According to a study published in Euro Monitoring.
During outbreaks of monkeypox cases outside of known endemic areas, transmission is primarily by close contact with people with symptoms.
‘Using products with the least antiviral activity against enveloped viruses such as Monkeypox virus can reduce surface-borne viruses and therefore the risk of nosocomial transmission.’
Although human-to-human transmission of the virus has been described previously, data on environmental contamination of surfaces are scarce.
Patient room for environmental sampling
The researchers scanned surfaces in adjoining and adjoining rooms of two monkeypox patients hospitalized in Germany. The patient’s isolation rooms are separated from the hospital’s corridors by the front rooms, where the hospital staff put protective equipment (wearing and changing bandages).
Infection of up to 105 virus copies/cm2 on inanimate surfaces was estimated by PCR, and viruses were successfully isolated from surfaces with more than 106 copies. Fabrics such as towels, shirts, or pillowcases that the patient uses frequently also show signs of infection.

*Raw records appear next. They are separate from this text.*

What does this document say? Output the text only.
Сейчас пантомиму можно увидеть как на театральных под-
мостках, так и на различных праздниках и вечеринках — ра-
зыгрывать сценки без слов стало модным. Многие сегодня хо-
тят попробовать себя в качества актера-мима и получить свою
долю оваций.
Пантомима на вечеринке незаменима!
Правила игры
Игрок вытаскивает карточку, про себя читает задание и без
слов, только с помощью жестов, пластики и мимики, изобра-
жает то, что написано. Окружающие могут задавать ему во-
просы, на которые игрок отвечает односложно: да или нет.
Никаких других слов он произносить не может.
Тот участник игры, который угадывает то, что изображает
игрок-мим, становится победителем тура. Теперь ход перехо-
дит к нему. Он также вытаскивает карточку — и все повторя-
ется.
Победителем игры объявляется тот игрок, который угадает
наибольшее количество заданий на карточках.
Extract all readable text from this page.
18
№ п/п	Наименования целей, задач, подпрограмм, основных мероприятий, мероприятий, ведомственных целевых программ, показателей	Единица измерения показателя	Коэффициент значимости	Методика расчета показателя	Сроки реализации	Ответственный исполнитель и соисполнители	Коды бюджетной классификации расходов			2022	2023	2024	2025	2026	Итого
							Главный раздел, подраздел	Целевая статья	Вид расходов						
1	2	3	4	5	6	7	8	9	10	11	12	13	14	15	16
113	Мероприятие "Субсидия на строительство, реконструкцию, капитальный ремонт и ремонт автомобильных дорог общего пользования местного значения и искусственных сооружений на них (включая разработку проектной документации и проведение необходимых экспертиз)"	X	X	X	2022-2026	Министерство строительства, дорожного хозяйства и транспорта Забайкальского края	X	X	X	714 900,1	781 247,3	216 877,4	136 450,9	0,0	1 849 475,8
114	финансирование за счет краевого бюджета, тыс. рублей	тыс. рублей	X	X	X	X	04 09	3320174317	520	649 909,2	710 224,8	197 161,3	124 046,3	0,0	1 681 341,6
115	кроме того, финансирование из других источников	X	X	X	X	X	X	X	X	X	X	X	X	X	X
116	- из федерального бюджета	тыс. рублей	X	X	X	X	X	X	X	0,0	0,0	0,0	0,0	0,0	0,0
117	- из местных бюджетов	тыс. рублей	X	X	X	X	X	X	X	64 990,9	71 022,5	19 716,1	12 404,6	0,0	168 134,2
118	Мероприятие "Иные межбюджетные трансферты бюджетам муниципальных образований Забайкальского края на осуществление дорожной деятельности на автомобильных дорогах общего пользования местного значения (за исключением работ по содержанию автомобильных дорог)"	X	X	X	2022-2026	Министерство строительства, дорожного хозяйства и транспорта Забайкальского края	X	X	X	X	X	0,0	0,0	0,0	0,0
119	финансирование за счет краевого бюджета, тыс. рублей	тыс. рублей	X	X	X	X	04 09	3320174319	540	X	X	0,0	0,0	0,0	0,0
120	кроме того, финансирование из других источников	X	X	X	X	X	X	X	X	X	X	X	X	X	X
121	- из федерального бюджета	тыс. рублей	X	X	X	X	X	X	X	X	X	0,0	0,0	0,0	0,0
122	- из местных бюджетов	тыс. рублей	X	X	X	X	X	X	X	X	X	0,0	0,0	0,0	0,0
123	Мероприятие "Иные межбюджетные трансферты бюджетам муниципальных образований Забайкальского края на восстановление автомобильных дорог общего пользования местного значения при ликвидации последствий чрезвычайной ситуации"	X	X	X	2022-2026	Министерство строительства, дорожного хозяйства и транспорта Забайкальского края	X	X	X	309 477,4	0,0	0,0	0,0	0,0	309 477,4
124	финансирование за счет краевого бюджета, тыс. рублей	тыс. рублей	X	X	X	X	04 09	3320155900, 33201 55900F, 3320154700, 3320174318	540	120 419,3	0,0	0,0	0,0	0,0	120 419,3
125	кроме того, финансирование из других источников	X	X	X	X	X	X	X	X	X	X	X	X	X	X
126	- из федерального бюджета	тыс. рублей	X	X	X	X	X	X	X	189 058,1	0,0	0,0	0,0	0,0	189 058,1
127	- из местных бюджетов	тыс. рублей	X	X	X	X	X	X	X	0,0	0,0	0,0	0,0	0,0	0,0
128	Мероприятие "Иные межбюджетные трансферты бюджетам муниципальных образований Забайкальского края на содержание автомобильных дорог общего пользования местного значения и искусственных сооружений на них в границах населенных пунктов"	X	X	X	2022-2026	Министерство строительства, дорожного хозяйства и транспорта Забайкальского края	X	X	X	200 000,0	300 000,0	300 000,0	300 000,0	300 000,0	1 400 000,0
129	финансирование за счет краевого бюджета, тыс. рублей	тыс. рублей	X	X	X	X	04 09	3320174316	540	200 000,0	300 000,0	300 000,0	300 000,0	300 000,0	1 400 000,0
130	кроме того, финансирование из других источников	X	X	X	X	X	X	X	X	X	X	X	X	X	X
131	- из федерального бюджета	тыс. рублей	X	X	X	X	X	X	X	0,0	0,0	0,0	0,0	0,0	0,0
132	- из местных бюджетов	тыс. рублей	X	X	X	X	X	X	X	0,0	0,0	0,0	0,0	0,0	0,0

Viral infection is not equal to infectious virus
The authors emphasize that there are currently no definite data on the viral dose leading to monkeypox infection in humans. However, it is assumed that significantly higher doses are needed to trigger infection than with variola virus.
Despite high infectivity up to 105 cp/cm2 as well as successful recovery of monkeypox virus from samples totaling >106 copies, our findings do not demonstrate that infection can occur. in contact with these surfaces.
Preventing the spread of the virus from symptomatic patients should be individualized. Disinfect hand skin contact points frequently during care in addition to regular room cleaning and surface disinfection.